De resto, livre é a nossa fantasia que voa arrebatada pelas asas da ilusão; nosso território são estas minúsculas pedras alagadas que nossos avós descobriram, quase por acaso no imenso oceano que ninguém queria povoar e de que nós agora não queremos afastar-nos.
Ora, toda a gente sabe que os que estão aqui presos em tão imundas circunstâncias, são pessoas sérias que têm como único pecado amarem de sobremaneira a sua Terra e os que nela vivem, defendendo os interesses de todos.
É portanto um perigo que eles descubram que nós não somos as feras que lhes pintaram mas afinal os seus aliados naturais.
Dor sem fim, imenso penar, grita alma desconcerto
Podes vir ilusão que te acompanho como um louco neste caminho
Mãe porque sorris assim?
Terra mãe porque me criaste e para que fim?

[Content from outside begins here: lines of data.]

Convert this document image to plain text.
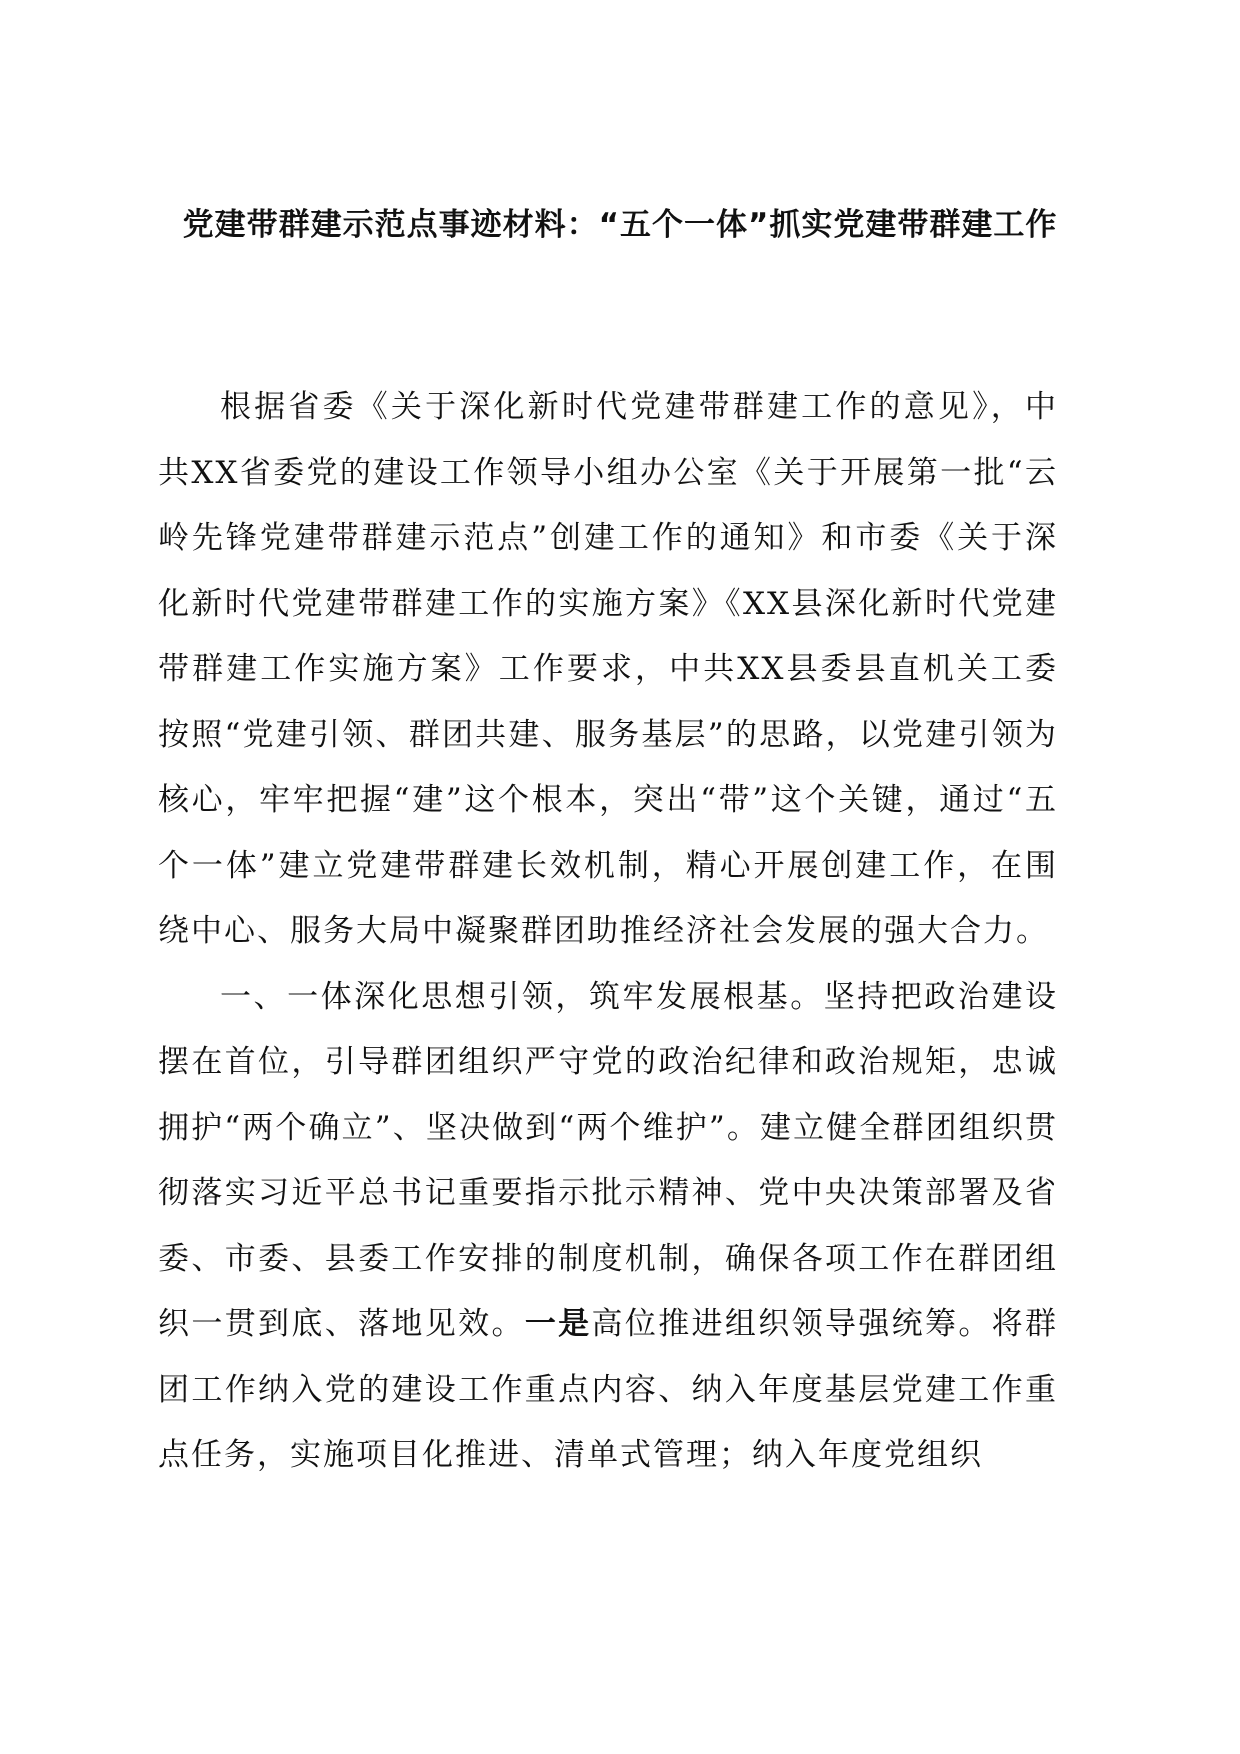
党建带群建示范点事迹材料：“五个一体”抓实党建带群建工作

根据省委《关于深化新时代党建带群建工作的意见》，中共XX省委党的建设工作领导小组办公室《关于开展第一批“云岭先锋党建带群建示范点”创建工作的通知》和市委《关于深化新时代党建带群建工作的实施方案》《XX县深化新时代党建带群建工作实施方案》工作要求，中共XX县委县直机关工委按照“党建引领、群团共建、服务基层”的思路，以党建引领为核心，牢牢把握“建”这个根本，突出“带”这个关键，通过“五个一体”建立党建带群建长效机制，精心开展创建工作，在围绕中心、服务大局中凝聚群团助推经济社会发展的强大合力。

一、一体深化思想引领，筑牢发展根基。坚持把政治建设摆在首位，引导群团组织严守党的政治纪律和政治规矩，忠诚拥护“两个确立”、坚决做到“两个维护”。建立健全群团组织贯彻落实习近平总书记重要指示批示精神、党中央决策部署及省委、市委、县委工作安排的制度机制，确保各项工作在群团组织一贯到底、落地见效。一是高位推进组织领导强统筹。将群团工作纳入党的建设工作重点内容、纳入年度基层党建工作重点任务，实施项目化推进、清单式管理；纳入年度党组织
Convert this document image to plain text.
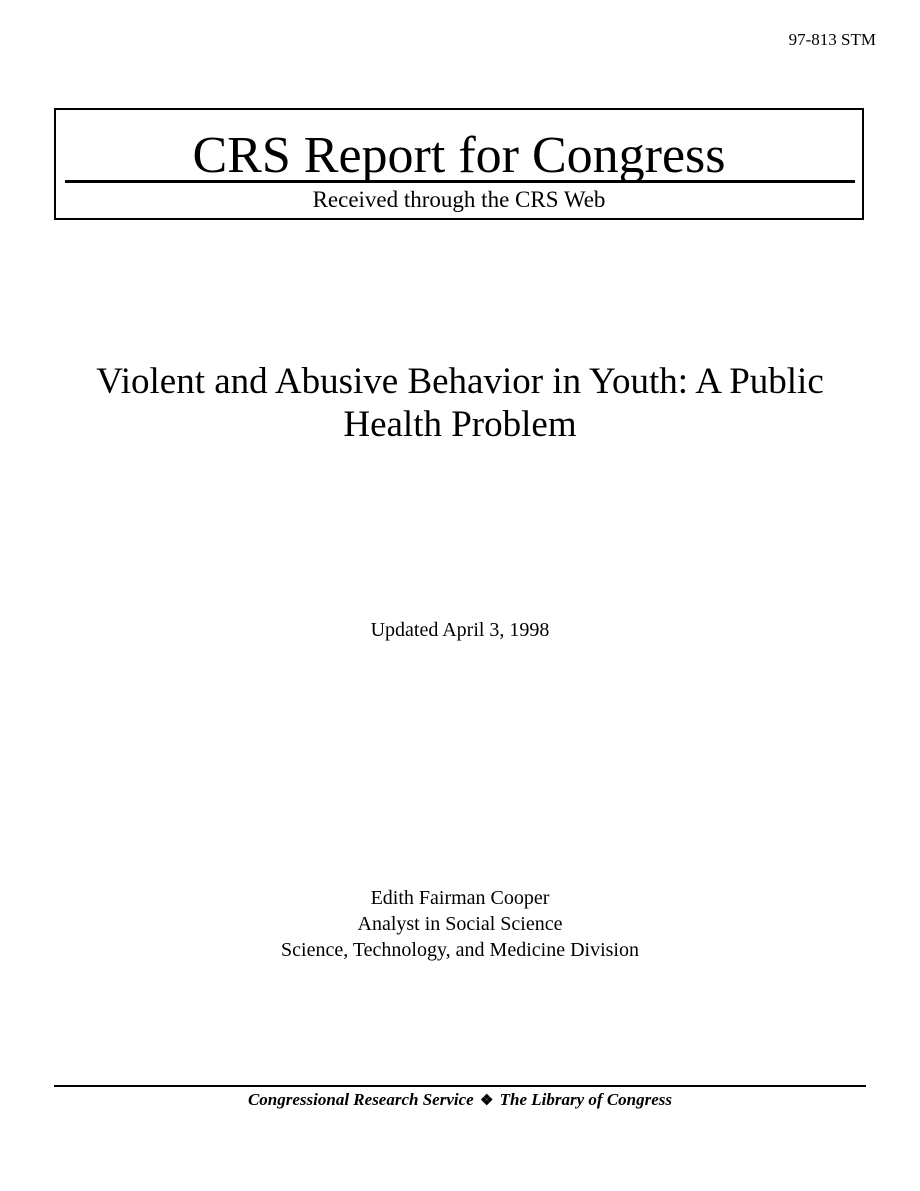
97-813 STM
CRS Report for Congress
Received through the CRS Web
Violent and Abusive Behavior in Youth: A Public
Health Problem
Updated April 3, 1998
Edith Fairman Cooper
Analyst in Social Science
Science, Technology, and Medicine Division
Congressional Research Service ❖ The Library of Congress
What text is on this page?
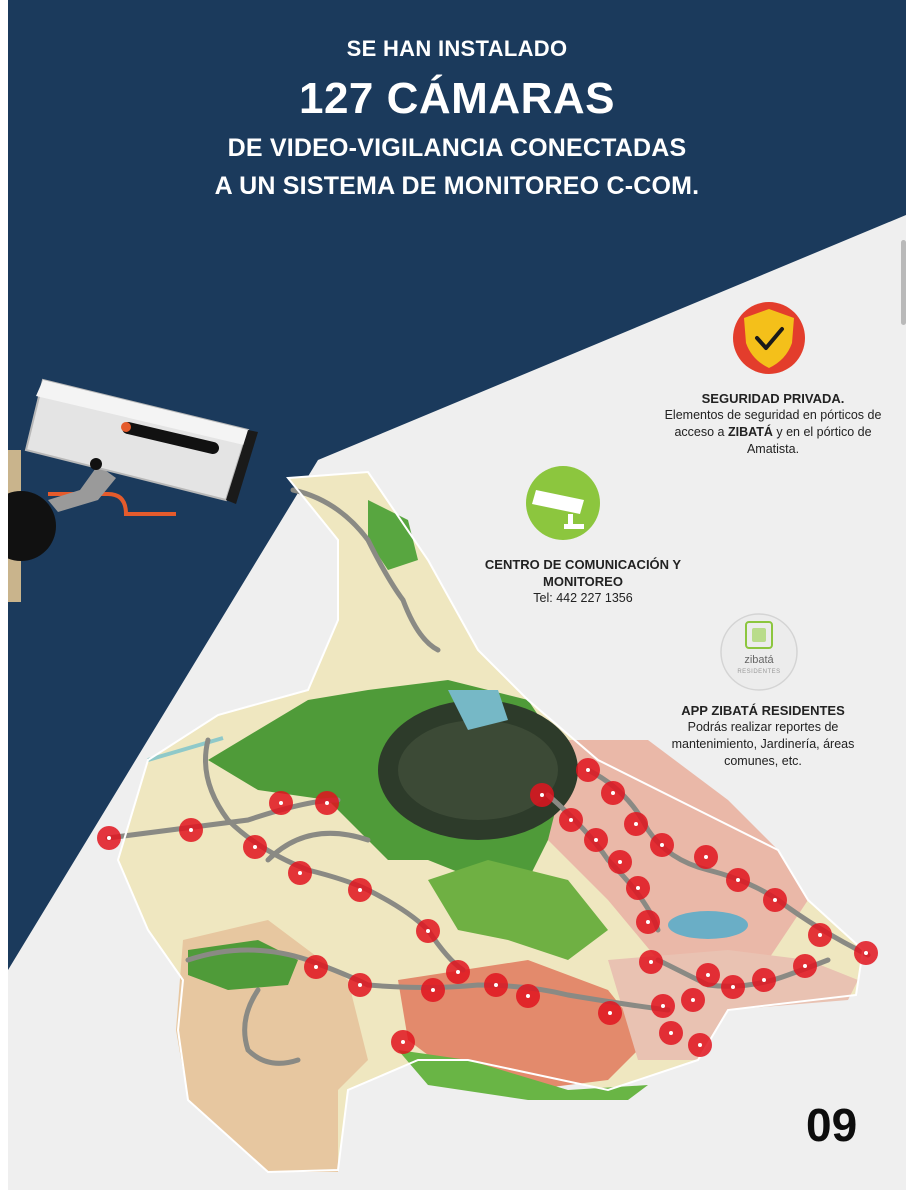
zibatá
RESIDENTES
SE HAN INSTALADO
127 CÁMARAS
DE VIDEO-VIGILANCIA CONECTADAS
A UN SISTEMA DE MONITOREO C-COM.
SEGURIDAD PRIVADA.
Elementos de seguridad en pórticos de acceso a ZIBATÁ y en el pórtico de Amatista.
CENTRO DE COMUNICACIÓN Y MONITOREO
Tel: 442 227 1356
APP ZIBATÁ RESIDENTES
Podrás realizar reportes de mantenimiento, Jardinería, áreas comunes, etc.
09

Ouço lá fora as visitas que vem quebrar a solidão da cadeia
O pio chilreante dum pássaro engaiolado como nós.
Pobre diabo não sabes talvez o que é a liberdade, por isso o cativeiro te seja porventura menos penoso.
Maldita sorte a nossa, triste a nossa condição.
Oh Deus! Liberta-nos.
Tu tudo podes.
Não nos faças expiar o que não é culpa nossa.
Os montes, os ventos, os vendavais tudo dominas.
Acode então e abre-me esta porta.
Deixa-me respirar o ar puro da liberdade.
Deixa-me abraçar a meus filhos, os mesmos que me destes a criar.
Que faço então?
Deixo-os como rebanho, sem pastor?
Qual é o meu fado?
Que caminho e ventura me estarão guardados pelo destino?
Antevejo a multidão ululante que grita hossanas!
Sobre a terra meu sonho acabou, deixa-me tormento infinito. Proscrito.
Vejo-me exilado do meu país, livre enfim, mas sempre preso.
Que corda me traz assim arrastando correntes imensas de desejo.
Mais pesadas que o Chumbo mole ou o aço duro?
Mas no exílio não existe liberdade.
Só tristeza, solidão, saudade.
E a vida não espera suspensa do tempo do exílio que regressemos.
Tudo morre e tudo muda.
Até a esperança é outra e, para o exilado, a Pátria morre por evolução.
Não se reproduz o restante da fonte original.